The personnel transfer between vessels was accomplished without mishap, as Cordelia would have expected under Oliver’s command. The old bed also made squeaky noises, as they settled on its edge, but did not wobble so precariously.

On his next breath-break, Oliver hesitated and said, “God, I am so out of practice. Shouldn’t there be, like…three dates or something? For proper respect? Used to be. They keep changing the rules all the time. Damned kids.”

Cordelia blinked blurrily. “There was the docking bay welcome. And the garden party. And dinner at the officers’ mess. And sailing makes four, actually. Yeah, we’re good. More than good.”

“Ah. Very true.” Brightening, he closed in once more.

“And besides, all my ImpSec duennas are a hundred kilometers away in Kareenburg. How often does that happen?”

“Never waste,” wheezed Oliver, his mouth trailing down her neck, “a tactical opportunity.”

“Damn straight.”

But just before they abandoned the vertical for a better axis, Cordelia held up her hand and tapped her wristcom. Oliver gave her a dismayed look, but she shook her head.

“Rykov? Vorkosigan here. I’m diverting all my incoming calls to your wristcom.” She waved out the recode on the little holographic display. “Got it?”

“Yes, milady,” Rykov’s surprised voice came back.

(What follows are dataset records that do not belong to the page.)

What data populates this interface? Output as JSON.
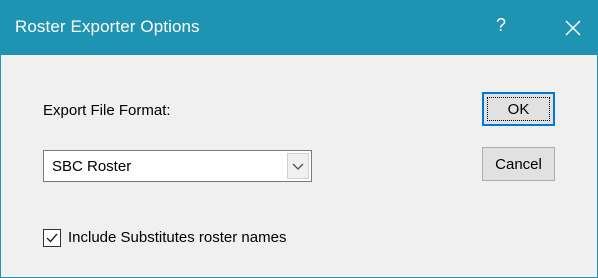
{
  "window": {
    "title": "Roster Exporter Options",
    "help_glyph": "?",
    "close_icon": "close-icon",
    "titlebar_color": "#1e94b2"
  },
  "form": {
    "export_format_label": "Export File Format:",
    "export_format_value": "SBC Roster",
    "include_substitutes_label": "Include Substitutes roster names",
    "include_substitutes_checked": true
  },
  "buttons": {
    "ok_label": "OK",
    "cancel_label": "Cancel"
  }
}
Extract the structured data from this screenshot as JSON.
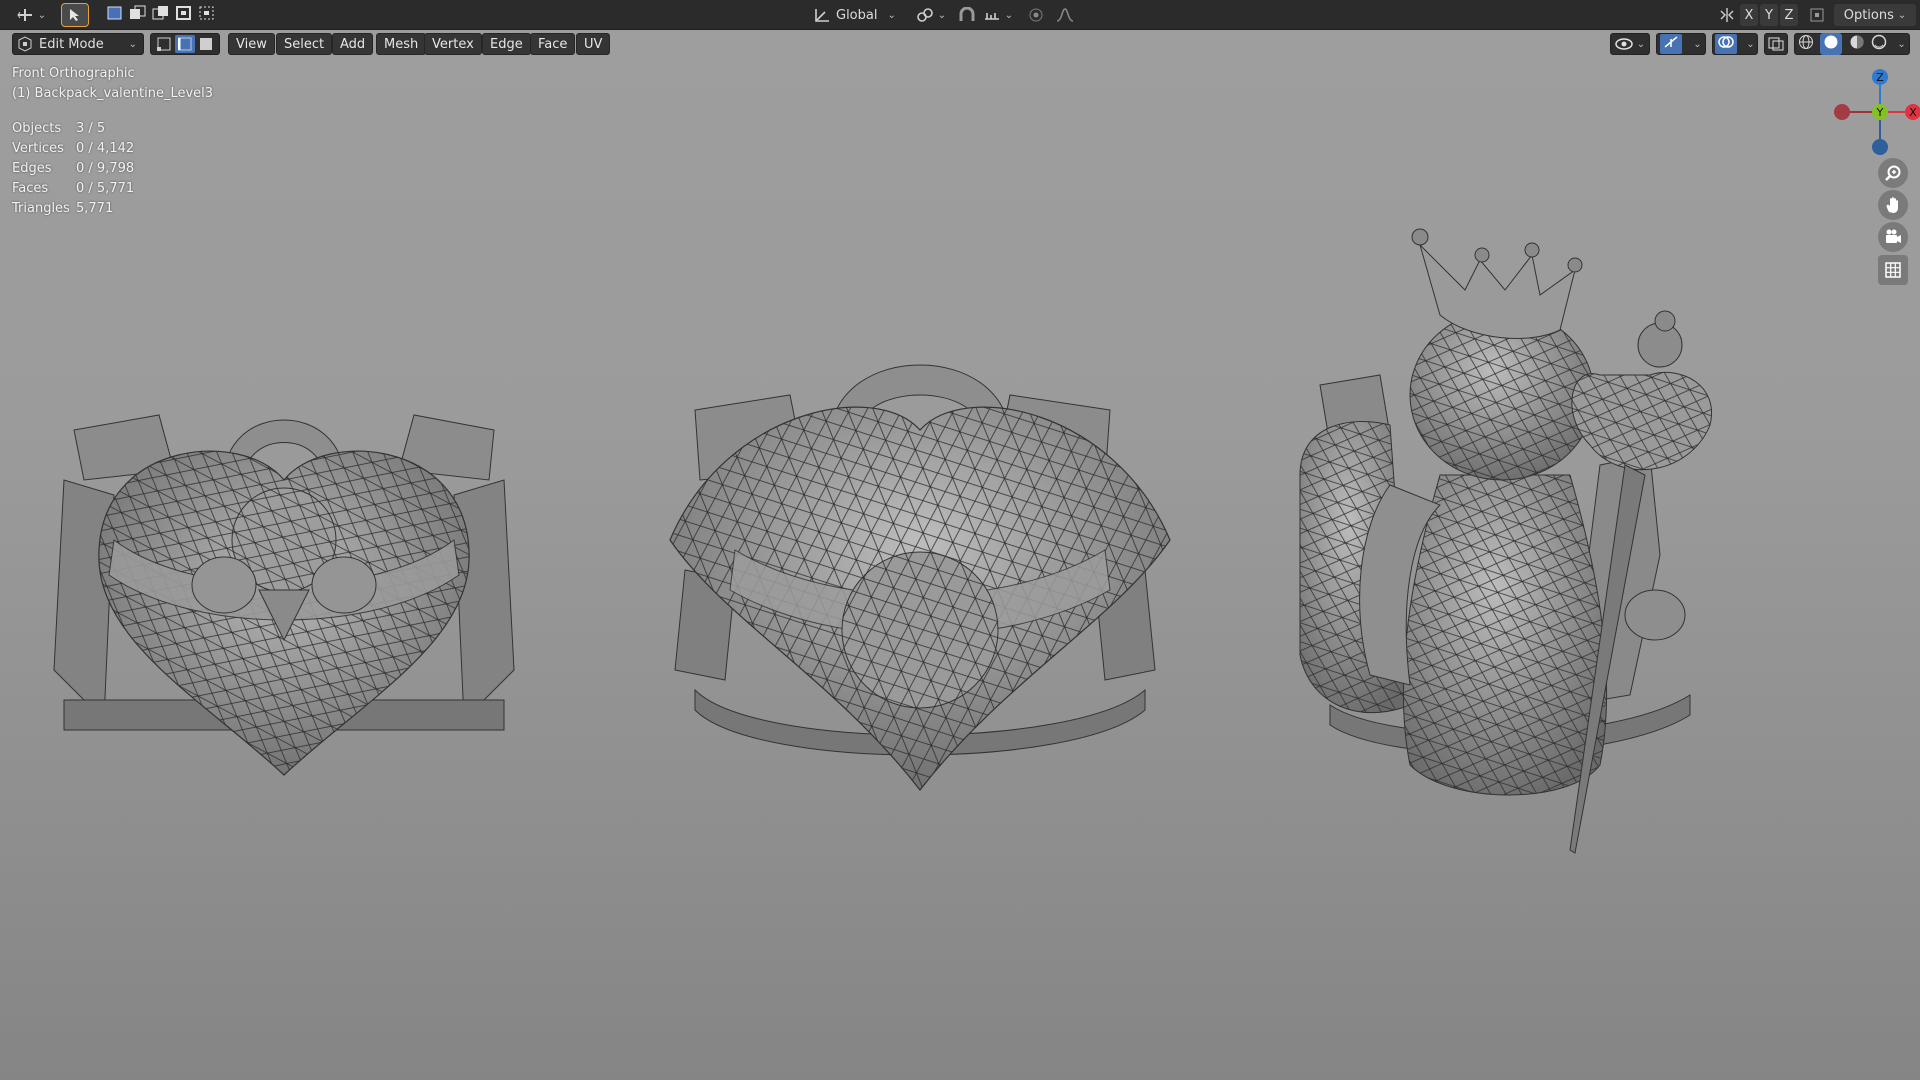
{
  "topbar": {
    "orientation": "Global",
    "axis_x": "X",
    "axis_y": "Y",
    "axis_z": "Z",
    "options_label": "Options"
  },
  "header": {
    "mode": "Edit Mode",
    "menus": [
      "View",
      "Select",
      "Add",
      "Mesh",
      "Vertex",
      "Edge",
      "Face",
      "UV"
    ]
  },
  "viewport": {
    "view_name": "Front Orthographic",
    "object_name": "(1) Backpack_valentine_Level3",
    "stats": [
      {
        "label": "Objects",
        "value": "3 / 5"
      },
      {
        "label": "Vertices",
        "value": "0 / 4,142"
      },
      {
        "label": "Edges",
        "value": "0 / 9,798"
      },
      {
        "label": "Faces",
        "value": "0 / 5,771"
      },
      {
        "label": "Triangles",
        "value": "5,771"
      }
    ]
  },
  "gizmo": {
    "z_label": "Z",
    "y_label": "Y",
    "x_label": "X",
    "colors": {
      "x": "#e0333f",
      "y": "#84c224",
      "z": "#2e7ad1"
    }
  },
  "icons": [
    "transform-icon",
    "select-box-icon",
    "pivot-icon",
    "snap-icon",
    "proportional-icon",
    "visibility-icon",
    "gizmo-icon",
    "overlay-icon",
    "xray-icon",
    "wireframe-shading-icon",
    "solid-shading-icon",
    "material-shading-icon",
    "rendered-shading-icon",
    "zoom-icon",
    "pan-hand-icon",
    "camera-icon",
    "grid-icon"
  ]
}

“If anyone below the level of
Volcano
wants me, tell them I will be in conference with Admiral Jole for, for some unspecified period of time. No interruptions, please.”

“Right, milady. Understood.”

She wondered if he did. An observant man, Rykov, like all of Aral’s old sworn liegemen, but, like his brothers-in-arms, deeply discreet. They might need to have a long gossip later. Much later.

“Vorkosigan out,” Cordelia gasped, as Oliver did something shivery to her ear with his endlessly talented lips. The kiss that followed this up was as delicious as ever.